Esta trama, sin embargo, jamás llegó a los escenarios teatrales, pues fue interceptada por Stephen Karnot, el mercenario literario de la Warner, quien la compró y la llevó al estudio para su adaptación. Al momento se canalizó al departamento de producciones “B”, donde se contempló a Ronald Reagan como estelar. Sin embargo, cuando el legendario productor Hal B. Wallis le echó un vistazo al guión terminado, se percató del potencial dramático encerrado en sus potentes diálogos, creativa caracterización y devastador final, así que transfirió el manuscrito a los altos mandos e inmediatamente se reconfiguró la dirección y los papeles principales, considerando en primer lugar a William Wyler (“Ben Hur”) para llevar el timonel de la cinta, pero dejándolo para ser retomado por Michael Curtiz, amigo de Wallis que aceptó gustoso todas sus sugerencias. Con respecto a los roles principales, éstos pareciera que fueron tocados por los hados de la cinematografía, pues Humphrey Bogart quedó convencido de que era una parte rica y con posibilidades, mientras que Ingrid Bergman empatizó con Ilsa desde el inicio. La integración de ambos histriones superó las expectativas y poco a poco la Warner se dio cuenta, conforme las tomas diarias llegaban de la sala de edición, que tenían algo importante y especial entre manos. El resto del reparto complementó cual pieza de rompecabezas las intenciones tragicómicas de Curtiz con actores tan ambivalentes como Paul Reid en la piel de Laszlo, Claude Rains como el sarcástico e incisivo Renault, el veterano Conrad Veidt en una interpretación memorable como el Mayor Strasser, e incluso Peter Lorre en el papel de Ugarte, parásito de Rick y zalamero de vocación. Mas la fuerza, la genuina potencia del filme yacía en la conjugación de los soberbios diálogos, los cuales han sido recitados jaculatoriamente por todos los adoradores del cine, de esta cinta y por la cultura popular y la clásica partitura de Max Steiner, al punto que hasta la fecha es la melodía que distingue la presentación de cada filme de la Warner. La película conquistó varios premios Óscar y el éxito de taquilla garantizó su inmortalidad.

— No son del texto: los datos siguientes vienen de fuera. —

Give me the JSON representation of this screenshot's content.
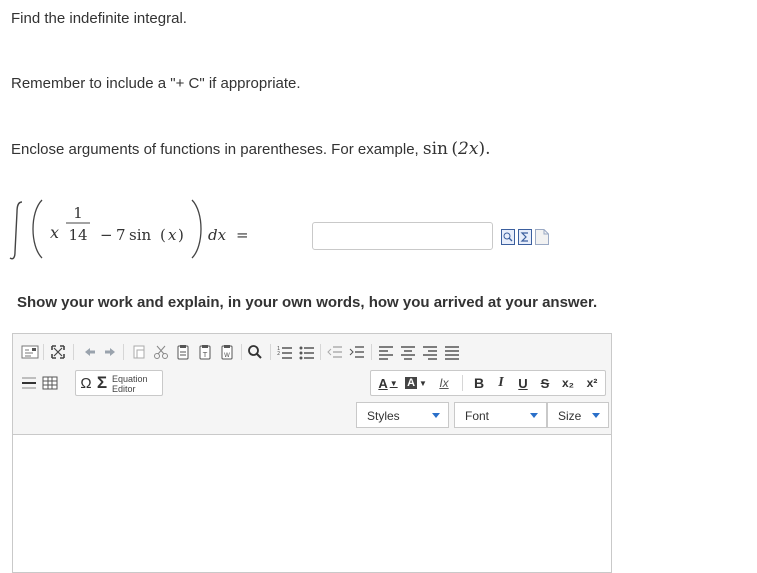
{
  "instructions": {
    "line1": "Find the indefinite integral.",
    "line2": "Remember to include a \"+ C\" if appropriate.",
    "line3_text": "Enclose arguments of functions in parentheses. For example,",
    "line3_example": "sin (2x).",
    "line3_sin": "sin",
    "line3_arg": "2x"
  },
  "integral": {
    "numerator": "1",
    "var": "x",
    "denominator": "14",
    "minus": "−",
    "coef": "7",
    "func": "sin",
    "arg": "x",
    "dx": "dx",
    "equals": "="
  },
  "answer": {
    "value": "",
    "placeholder": ""
  },
  "answer_icons": [
    "preview-icon",
    "sigma-icon",
    "doc-icon"
  ],
  "work_prompt": "Show your work and explain, in your own words, how you arrived at your answer.",
  "editor": {
    "equation_editor_line1": "Equation",
    "equation_editor_line2": "Editor",
    "styles_label": "Styles",
    "font_label": "Font",
    "size_label": "Size",
    "text_color": "A",
    "bg_color": "A",
    "bold": "B",
    "italic": "I",
    "underline": "U",
    "strike": "S",
    "subscript": "x₂",
    "superscript": "x²",
    "omega": "Ω",
    "sigma": "Σ",
    "remove_format": "Ix",
    "content": ""
  },
  "colors": {
    "accent": "#2a6fc9",
    "text": "#333333",
    "border": "#c9c9c9",
    "toolbar_bg": "#f5f5f5"
  }
}
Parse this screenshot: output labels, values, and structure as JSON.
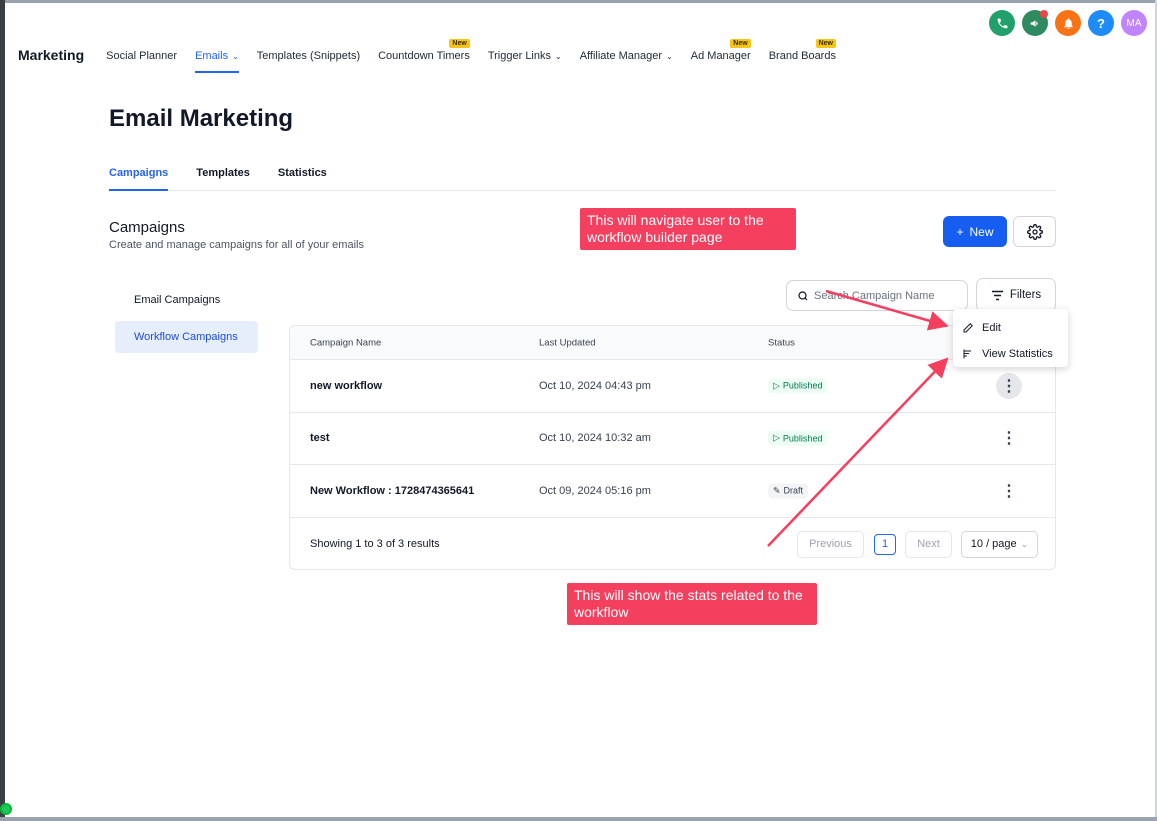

Es curioso como la experiencia cinéfila puede en momentos garantizar un reflejo de trascendencia, pues ver “Casablanca” hoy en día se torna gratificante, tanto por la importancia que ha revestido en los anales fílmicos como por el alto grado de inspiración para el imaginario del espectador, pues subyuga y absorbe a la vez que proyecta todas las posibilidades cronotopistas. Setenta años después, la cinta no sólo es un referente obligado, es un menester. La famosa línea “Éste es el inicio de una bella amistad…” no es un intercambio que se da entre Rick y Renault en el momento cumbre, sino una declaración de una obra a su amoroso público.